I’tikaf Selain Di Tiga Masjid Suci
Apakah i’tikaf hanya sah dilakukan di tiga masjid Suci umat Islam (Masjidil Haram, Masjid Nabawi dan Masjid Al-Aqsa)?
Ada dua pendapat ulama dalam hal masalah ini:
Pendapat pertama, Mayoritas Ulama (Jumhur) berpandangan I’tikaf bisa di lakukan di masjid manapun. Kesimpulan ini berdasar pada keumuman ayat,
وَلا تُبَاشِرُوهُنَّ وَأَنْتُمْ عَاكِفُونَ فِي الْمَسَاجِدِ
“Janganlah kalian cumbui istri-istri kalian sementara kalian sedang ber-i’tikaf di masjid-masjid.” (Al Baqarah: 187).

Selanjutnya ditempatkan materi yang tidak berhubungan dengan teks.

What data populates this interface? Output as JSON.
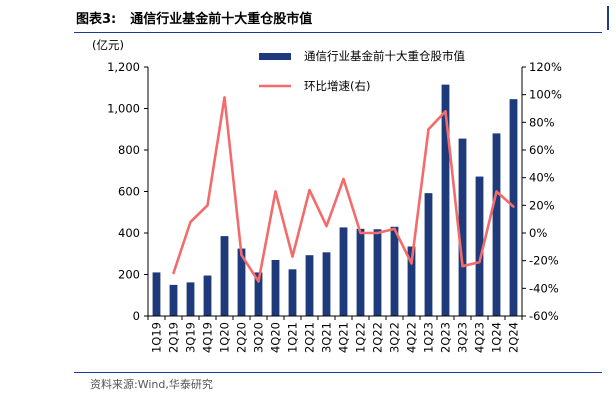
{
  "header": {
    "figure_label": "图表3:",
    "title": "通信行业基金前十大重仓股市值"
  },
  "footer": {
    "source": "资料来源:Wind,华泰研究"
  },
  "chart_data": {
    "type": "bar",
    "categories": [
      "1Q19",
      "2Q19",
      "3Q19",
      "4Q19",
      "1Q20",
      "2Q20",
      "3Q20",
      "4Q20",
      "1Q21",
      "2Q21",
      "3Q21",
      "4Q21",
      "1Q22",
      "2Q22",
      "3Q22",
      "4Q22",
      "1Q23",
      "2Q23",
      "3Q23",
      "4Q23",
      "1Q24",
      "2Q24"
    ],
    "left_axis_unit": "(亿元)",
    "left_ticks": [
      "0",
      "200",
      "400",
      "600",
      "800",
      "1,000",
      "1,200"
    ],
    "right_ticks": [
      "-60%",
      "-40%",
      "-20%",
      "0%",
      "20%",
      "40%",
      "60%",
      "80%",
      "100%",
      "120%"
    ],
    "ylim_left": [
      0,
      1200
    ],
    "ylim_right": [
      -60,
      120
    ],
    "series": [
      {
        "name": "通信行业基金前十大重仓股市值",
        "type": "bar",
        "axis": "left",
        "color": "#1f3a7a",
        "values": [
          210,
          150,
          162,
          195,
          385,
          325,
          210,
          270,
          225,
          293,
          307,
          427,
          420,
          418,
          430,
          335,
          592,
          1115,
          855,
          672,
          880,
          1045
        ]
      },
      {
        "name": "环比增速(右)",
        "type": "line",
        "axis": "right",
        "color": "#f36b6b",
        "values": [
          null,
          -29,
          8,
          20,
          98,
          -16,
          -35,
          30,
          -17,
          31,
          5,
          39,
          0,
          0,
          3,
          -22,
          75,
          88,
          -24,
          -21,
          30,
          19
        ]
      }
    ],
    "legend_position": "top",
    "grid": false
  }
}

Pendapat kedua, I’tikaf hanya sah dilakukan di tiga masjid suci saja, yaitu Masjidil Haram, Masjid Nabawi dan Masjid Al-Aqsa. Sejumlah ulama yang memegang pendapat ini adalah Hudzaifah dan Sa’id bin Al-Musayyab.
Namun pendapat yang disampaikan Jumhurlah yang lebih tepat. Adapun riwayat yang diklaim bersumber dari Nabi -shallallahu’alaihi wa sallam- yang berbunyi,
لا اعتكاف إلا في المساجد الثلاثة
“Tidak ada I’tikaf kecuali di tiga masjid saja…”
Para ahli hadis berbeda pendapat tentang statusnya marfu’ atau mauquf ke sahabat Hudzaifan -radhiyallahu’anhu-. Namun yang tepat, pernyataan di atas statusnya mauquf bukan marfu’. Kemudian, keterangan ini menyelisihi kesimpulan yang dipegang oleh kebanyakan Sahabat, diantaranya Abdullah bin Mas’ud, bahwa i’tikaf bisa dilakukan di masjid manapun berdasarkan keumuman ayat. Sahabat Hudzaifah yang menyampaikan riwayat di atas mengatakan,
فلعلهم أصابوا وأخطأت وحفظوا ونسيت
“Bisa jadi -yang berpendapat I’tikaf di semua masjid- itulah yang benar, saya yang keliru. Atau mereka lebih ingat dan bisa jadi saya yang lupa.” (Diriwayatkan oleh Abdurrazaq no. 8016 dan Al-Fakihi no. 1334).
Bisa disimpulkan bahwa I’tikaf di seluruh masjid hukumnya sah, namun beri’tikaf di tiga masjid tersebut lebih afdhol. Sebagaimana yang berlaku pada shalat dan ibadah lainnya.
References:
Al-Jibrin, Abdullah bin Abdulaziz (1440H). Tashil Al-Fiqhi Al-Jami’ Li masail Al-Fiqhi Al-Qodimah wal Mu’ashiroh. Penerbit Dar Ibnul Jauzi: Dammam – Saudi Arabia.
Salim, Abu Malik Kamal bin As-Sayid (2010). Shahih Fiqhus Sunnah wa Adillatuhu wa Taudhih mahzahib Al-Aimmah. Penerbit Dar At-Taufiqiyyah At-Turots: Kairo – Mesir.
15 Ramadhan 1444 H, di Kampoeng Santri Wirokreten Jogja.